Eduardo B (Los Angeles)
A society and culture that is subservient to a minority of citizens — the gun lobby, from manufacturers to zealots — is doomed to what is a definition of insanity: doing the same thing over and over and expecting different results. Conservatives and Republicans own this. They are trapped by their superstition that the only thing that guarantees their freedom is guns being freely available. The real freedom that is actually lost because of this false superstition is public safety. America simply keeps getting farther away from being great.

Eclectic Pragmatism — http://eclectic-pragmatist.tumblr.com/
Eclectic Pragmatist — https://medium.com/eclectic-pragmatism
Linda (Kew Gardens)
For all the thoughts and prayers, nothing changes. Congress is silent. Donald is silent. Billions for a wall, but nothing to help the overburdened and underbudgeted school phycologists and guidance counselors. A drop in the bucket for the opioid epidemic and school bullying is rampant. Gun owners have to take responsibility too. How many young children accidentally killed a sibling or friend because they found and played with a gun. Is there mandatory insurance like we have for cars or any reg that can prevent someone under the age of 18 getting their hands on a gun?
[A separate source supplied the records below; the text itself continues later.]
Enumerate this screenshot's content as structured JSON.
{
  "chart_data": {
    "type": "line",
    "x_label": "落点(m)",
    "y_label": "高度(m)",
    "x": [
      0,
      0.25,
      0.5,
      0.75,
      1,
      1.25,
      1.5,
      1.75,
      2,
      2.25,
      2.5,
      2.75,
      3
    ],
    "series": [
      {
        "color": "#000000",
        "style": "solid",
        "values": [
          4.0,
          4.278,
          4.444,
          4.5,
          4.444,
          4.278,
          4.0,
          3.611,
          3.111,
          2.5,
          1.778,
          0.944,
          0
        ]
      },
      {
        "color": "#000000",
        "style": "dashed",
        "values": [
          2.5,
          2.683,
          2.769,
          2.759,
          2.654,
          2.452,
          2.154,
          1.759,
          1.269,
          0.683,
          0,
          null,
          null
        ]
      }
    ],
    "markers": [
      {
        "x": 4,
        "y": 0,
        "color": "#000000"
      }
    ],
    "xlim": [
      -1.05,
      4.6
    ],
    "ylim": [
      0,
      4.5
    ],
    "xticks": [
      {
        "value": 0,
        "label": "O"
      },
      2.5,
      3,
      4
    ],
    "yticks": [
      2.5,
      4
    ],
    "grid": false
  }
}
Children are not a commodity that is easily replaced.
M P (New York)
Well they voted for everything that lead to this. So thoughts and prayers. And nothing else.
Anne (NY, NY)
I moved from NY to KY, and now work in KY public schools. When the topic of the shooting came up yesterday, I quickly realized that I was the only person in the lunch room that does not own a gun. And my co-worker said her church is sponsoring a trip to a gun range. I am no religious scholar, but how can a church think that is normal? Christ had a message of peace, and there is nothing peaceful about guns. The hypocrisy is mind-boggling.
Liberal (NW Ohio)
These shootings are part of what Kentucky has agreed to as a state. Most voted for tRump. Most own guns. Most support the NRA. It does not appear to bother them that their governor was first in line on the work-for-health.care scheme. My God, they voted in Mitch McConnell! One does not get to live without shootings, high school ones no less, when one has made bad decisions en masse. They’ve agreed to dance with devil. As a result, they will have high school shootings. I have no sympathy whatsoever. How about they pay taxes for mental health help for the young? How about they come into the 21st century with most of their thinking?
Vickie (Woodbury)
I agree with the gist of this letter, but I do have sympathy. I have never felt that the sins of the parents should be visited upon the children. And I do believe other states have had their share of shootings (school and otherwise) too.
Stephen Beard (Troy, OH)
The thoughts and prayers ought to be sufficient, just like they were for every mass shooting or school shooting since Newtown.
CEJNYC (NY)
11 mass shootings in the US so far this year - in less than one month. At this rate, if this statistic proves predictive, we'll have well over 100 mass shootings in 2018. Has the US declared war on itself?
Dan Stackhouse (NYC)
Very true Stephen, and I will donate three thoughts and two prayers to this particular school shooting. I'd give more, but I have to save them for the next several shootings that will occur over the next month, nearly all in areas that vote for Republicans by some weird NRA affected coincidence.